Reputation: 21
I have a dataframe containing lower and upper bounds of index, with a corresponding value, and I am trying to match the value of te corresponding index. My dataframe consists of 400.000 rows. an example of my dataframe:
df1 = pd.DataFrame({'low':[4,7,8],'high':[6,7,21],'value':[10,15,20]})
df2 = pd.DataFrame({'index':[4,5,6,7,8,9]})
Output:
low high value
0 4 6 10
1 7 7 15
2 8 21 20
Now I want to add value of df1 to df2, whenever the index is between low and high, resulting in the following:
index value
0 4 10
1 5 10
2 6 10
3 7 15
4 8 20
5 9 20
I tried to make an intervalIndex using the following post: Searching a particular value in a range among two columns python dataframe
v = df1.loc[:, 'low':'high'].apply(tuple, 1).tolist()
idx = pd.IntervalIndex.from_tuples(v, 'both')

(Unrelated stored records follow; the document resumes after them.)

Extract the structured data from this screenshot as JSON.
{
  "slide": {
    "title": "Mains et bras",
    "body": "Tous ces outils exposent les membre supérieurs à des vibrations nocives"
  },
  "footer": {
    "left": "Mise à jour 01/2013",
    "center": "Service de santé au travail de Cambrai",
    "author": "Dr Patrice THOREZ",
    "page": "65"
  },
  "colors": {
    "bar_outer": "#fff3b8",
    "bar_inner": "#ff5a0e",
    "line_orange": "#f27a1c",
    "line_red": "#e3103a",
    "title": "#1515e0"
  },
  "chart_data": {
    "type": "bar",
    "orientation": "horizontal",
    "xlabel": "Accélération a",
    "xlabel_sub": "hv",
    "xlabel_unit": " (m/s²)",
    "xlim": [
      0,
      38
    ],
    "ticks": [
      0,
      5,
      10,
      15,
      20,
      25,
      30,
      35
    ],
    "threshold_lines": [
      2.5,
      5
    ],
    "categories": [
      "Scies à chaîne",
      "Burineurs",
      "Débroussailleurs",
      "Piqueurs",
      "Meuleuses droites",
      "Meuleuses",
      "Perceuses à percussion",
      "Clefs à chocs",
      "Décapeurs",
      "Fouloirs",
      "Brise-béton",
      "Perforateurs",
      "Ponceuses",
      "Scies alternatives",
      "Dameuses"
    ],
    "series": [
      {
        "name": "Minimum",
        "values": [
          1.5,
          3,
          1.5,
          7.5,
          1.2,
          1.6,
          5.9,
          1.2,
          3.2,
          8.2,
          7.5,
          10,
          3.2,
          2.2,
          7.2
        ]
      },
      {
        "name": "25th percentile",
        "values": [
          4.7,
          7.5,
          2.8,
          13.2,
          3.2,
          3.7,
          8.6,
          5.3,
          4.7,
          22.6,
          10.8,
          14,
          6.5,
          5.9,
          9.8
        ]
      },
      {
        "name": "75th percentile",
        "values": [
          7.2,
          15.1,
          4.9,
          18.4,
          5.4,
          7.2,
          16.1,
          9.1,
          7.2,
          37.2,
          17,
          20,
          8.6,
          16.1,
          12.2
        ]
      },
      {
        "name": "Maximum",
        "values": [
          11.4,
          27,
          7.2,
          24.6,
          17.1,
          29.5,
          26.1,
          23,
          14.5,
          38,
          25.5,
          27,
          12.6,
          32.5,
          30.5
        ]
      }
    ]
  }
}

df2['value'] = df1.iloc[idx.get_indexer(df2['index'].values), 'value'].values
But my intervals keep overlapping, I removed duplicated versions, but I still need to remove some overlapping intervals. One way to find this was using a for loop with:
[idx.overlaps(x) for x in idx]
But this takes a lot of time and everytime my memory fails. Is there some fast way to find the overlapping interval?
Upvotes: 2
Views: 817
Reputation: 28659
An efficient option that scales well is conditional_join - it handles inequality joins efficiently:
# pip install pyjanitor
import janitor
(df2
.conditional_join(
df1,
('index', 'low', '>='),
('index', 'high', '<='),
df_columns='index',
right_columns='value')
)
index value
0 4 10
1 5 10
2 6 10
3 7 15
4 8 20
5 9 20
Upvotes: 0
Reputation: 36
It's been a while since this thread has been opened. But I've recently had a similar problem. I found that was solved quite elegantly using Pandas IntervalIndex.

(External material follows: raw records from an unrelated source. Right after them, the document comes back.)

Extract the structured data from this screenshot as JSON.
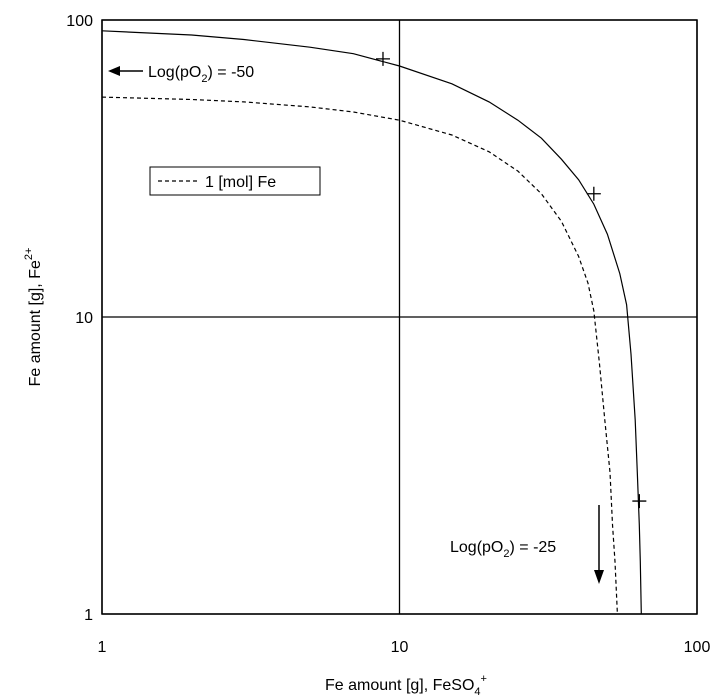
{
  "chart_data": {
    "type": "line",
    "x_scale": "log",
    "y_scale": "log",
    "xlim": [
      1,
      100
    ],
    "ylim": [
      1,
      100
    ],
    "grid": true,
    "x_ticks": [
      "1",
      "10",
      "100"
    ],
    "y_ticks": [
      "1",
      "10",
      "100"
    ],
    "xlabel": {
      "main": "Fe amount [g], FeSO",
      "sub": "4",
      "sup": "+"
    },
    "ylabel": {
      "main": "Fe amount [g], Fe",
      "sup": "2+"
    },
    "legend": {
      "placement": "upper-left",
      "entries": [
        {
          "series": "1 [mol] Fe",
          "label": "1 [mol] Fe"
        }
      ]
    },
    "series": [
      {
        "style": "solid",
        "points": [
          [
            1,
            92
          ],
          [
            2,
            89
          ],
          [
            3,
            86
          ],
          [
            5,
            81
          ],
          [
            7,
            77
          ],
          [
            10,
            70
          ],
          [
            15,
            61
          ],
          [
            20,
            53
          ],
          [
            25,
            46
          ],
          [
            30,
            40
          ],
          [
            35,
            34
          ],
          [
            40,
            29
          ],
          [
            45,
            24
          ],
          [
            50,
            19
          ],
          [
            55,
            14
          ],
          [
            58,
            11
          ],
          [
            60,
            7.5
          ],
          [
            62,
            4.5
          ],
          [
            63,
            3
          ],
          [
            64,
            2
          ],
          [
            64.5,
            1.5
          ],
          [
            65,
            1
          ]
        ]
      },
      {
        "name": "1 [mol] Fe",
        "style": "dashed",
        "points": [
          [
            1,
            55
          ],
          [
            2,
            54
          ],
          [
            3,
            53
          ],
          [
            5,
            51
          ],
          [
            7,
            49
          ],
          [
            10,
            46
          ],
          [
            15,
            41
          ],
          [
            20,
            36
          ],
          [
            25,
            31
          ],
          [
            30,
            26
          ],
          [
            35,
            21
          ],
          [
            40,
            16
          ],
          [
            43,
            13
          ],
          [
            45,
            10.5
          ],
          [
            47,
            7
          ],
          [
            49,
            4.5
          ],
          [
            51,
            3
          ],
          [
            52,
            2
          ],
          [
            53,
            1.5
          ],
          [
            54,
            1
          ]
        ]
      }
    ],
    "markers": [
      {
        "x": 8.8,
        "y": 74
      },
      {
        "x": 45,
        "y": 26
      },
      {
        "x": 64,
        "y": 2.4
      }
    ],
    "annotations": [
      {
        "id": "high",
        "text_pre": "Log(pO",
        "sub": "2",
        "text_post": ") = -50",
        "arrow": "left"
      },
      {
        "id": "low",
        "text_pre": "Log(pO",
        "sub": "2",
        "text_post": ") = -25",
        "arrow": "down"
      }
    ]
  }
}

# Create an open IntervalIndex with both ends closed using setting 'both'
interval_idx = pd.IntervalIndex.from_arrays(df1.low, df1.high, 'both')
# Set the interval
df1 = df1.set_index(interval_idx)
# Define a function for getting all matching intervals from a dataframe
def get_interval_value(x, df=None):
if df is not None:
try:
res = df.loc[x].value
except:
res = None
else:
res = None
return res
# Compute interval overlaps
df2['value'] = df2['index'].apply(get_interval_value, df=df1)
Which returns the desired outcome of df2
:
index value
0 4 10
1 5 10
2 6 10
3 7 15
4 8 20
5 9 20
Upvotes: 1
Reputation: 31146
Build a dataframe to join to using pd.concat()

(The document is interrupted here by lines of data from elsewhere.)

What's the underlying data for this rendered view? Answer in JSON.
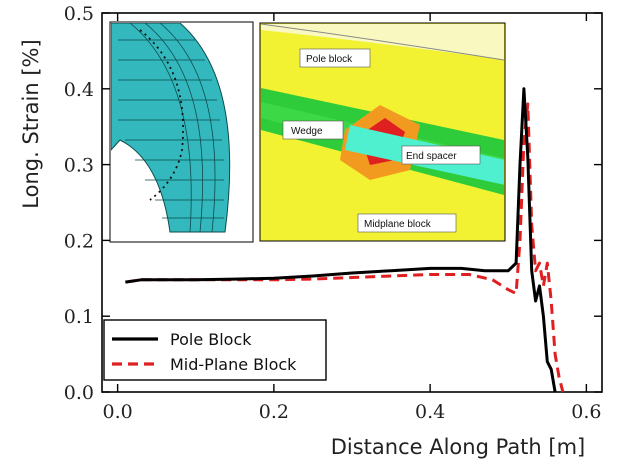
{
  "chart_data": {
    "type": "line",
    "xlabel": "Distance Along Path [m]",
    "ylabel": "Long. Strain [%]",
    "xlim": [
      -0.02,
      0.62
    ],
    "ylim": [
      0.0,
      0.5
    ],
    "xticks": [
      0.0,
      0.2,
      0.4,
      0.6
    ],
    "xtick_labels": [
      "0.0",
      "0.2",
      "0.4",
      "0.6"
    ],
    "yticks": [
      0.0,
      0.1,
      0.2,
      0.3,
      0.4,
      0.5
    ],
    "ytick_labels": [
      "0.0",
      "0.1",
      "0.2",
      "0.3",
      "0.4",
      "0.5"
    ],
    "grid": false,
    "legend_position": "bottom-left",
    "series": [
      {
        "name": "Pole Block",
        "color": "#000000",
        "style": "solid",
        "x": [
          0.01,
          0.03,
          0.05,
          0.1,
          0.15,
          0.2,
          0.25,
          0.3,
          0.35,
          0.4,
          0.44,
          0.47,
          0.5,
          0.51,
          0.515,
          0.52,
          0.525,
          0.53,
          0.535,
          0.54,
          0.545,
          0.55,
          0.555,
          0.56
        ],
        "y": [
          0.145,
          0.148,
          0.148,
          0.148,
          0.149,
          0.15,
          0.153,
          0.157,
          0.16,
          0.163,
          0.163,
          0.16,
          0.16,
          0.17,
          0.3,
          0.4,
          0.31,
          0.16,
          0.12,
          0.14,
          0.1,
          0.04,
          0.03,
          0.0
        ]
      },
      {
        "name": "Mid-Plane Block",
        "color": "#e02020",
        "style": "dashed",
        "x": [
          0.01,
          0.03,
          0.05,
          0.1,
          0.15,
          0.2,
          0.25,
          0.3,
          0.35,
          0.4,
          0.45,
          0.48,
          0.5,
          0.51,
          0.515,
          0.52,
          0.525,
          0.53,
          0.535,
          0.54,
          0.545,
          0.55,
          0.555,
          0.56,
          0.565,
          0.57
        ],
        "y": [
          0.145,
          0.148,
          0.148,
          0.148,
          0.148,
          0.148,
          0.149,
          0.151,
          0.153,
          0.155,
          0.155,
          0.148,
          0.135,
          0.13,
          0.2,
          0.33,
          0.38,
          0.22,
          0.16,
          0.17,
          0.14,
          0.17,
          0.12,
          0.05,
          0.02,
          0.0
        ]
      }
    ],
    "inset_labels": {
      "pole_block": "Pole block",
      "wedge": "Wedge",
      "end_spacer": "End spacer",
      "midplane_block": "Midplane block"
    }
  },
  "colors": {
    "pole": "#000000",
    "midplane": "#e02020",
    "mesh": "#2fb8b8",
    "contour_yellow": "#f2f233",
    "contour_green": "#2ecc3a",
    "contour_orange": "#f29a1f",
    "contour_red": "#e02020",
    "contour_cyan": "#4ff0d0"
  }
}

df1 = pd.DataFrame({'low':[4,7,8],'high':[6,7,21],'value':[10,15,20]})
df2 = pd.DataFrame({'index':[4,5,6,7,8,9]}).set_index("index")
df2 = df2.join(pd.concat([pd.DataFrame(index=pd.RangeIndex(r[0],r[1]+1)).assign(value=r[2])
for r in df1.values])
)
output
value
index
4 10
5 10
6 10
7 15
8 20
9 20
Upvotes: 1
Reputation: 8302
Here is a solution assuming index is sorted, create a dict
with limit's and use dict against the dataframe then use ffill()
to fill the gaps created by map.
between_ = (
{**df1.set_index('low')['value'].to_dict(),
**df1.set_index('high')['value'].to_dict()}
)
# {4: 10, 7: 15, 8: 20, 6: 10, 21: 20}
df2['index'].map(between_).ffill()
0 10.0
1 10.0
2 10.0
3 15.0
4 20.0
5 20.0
Name: index, dtype: float64
Upvotes: 1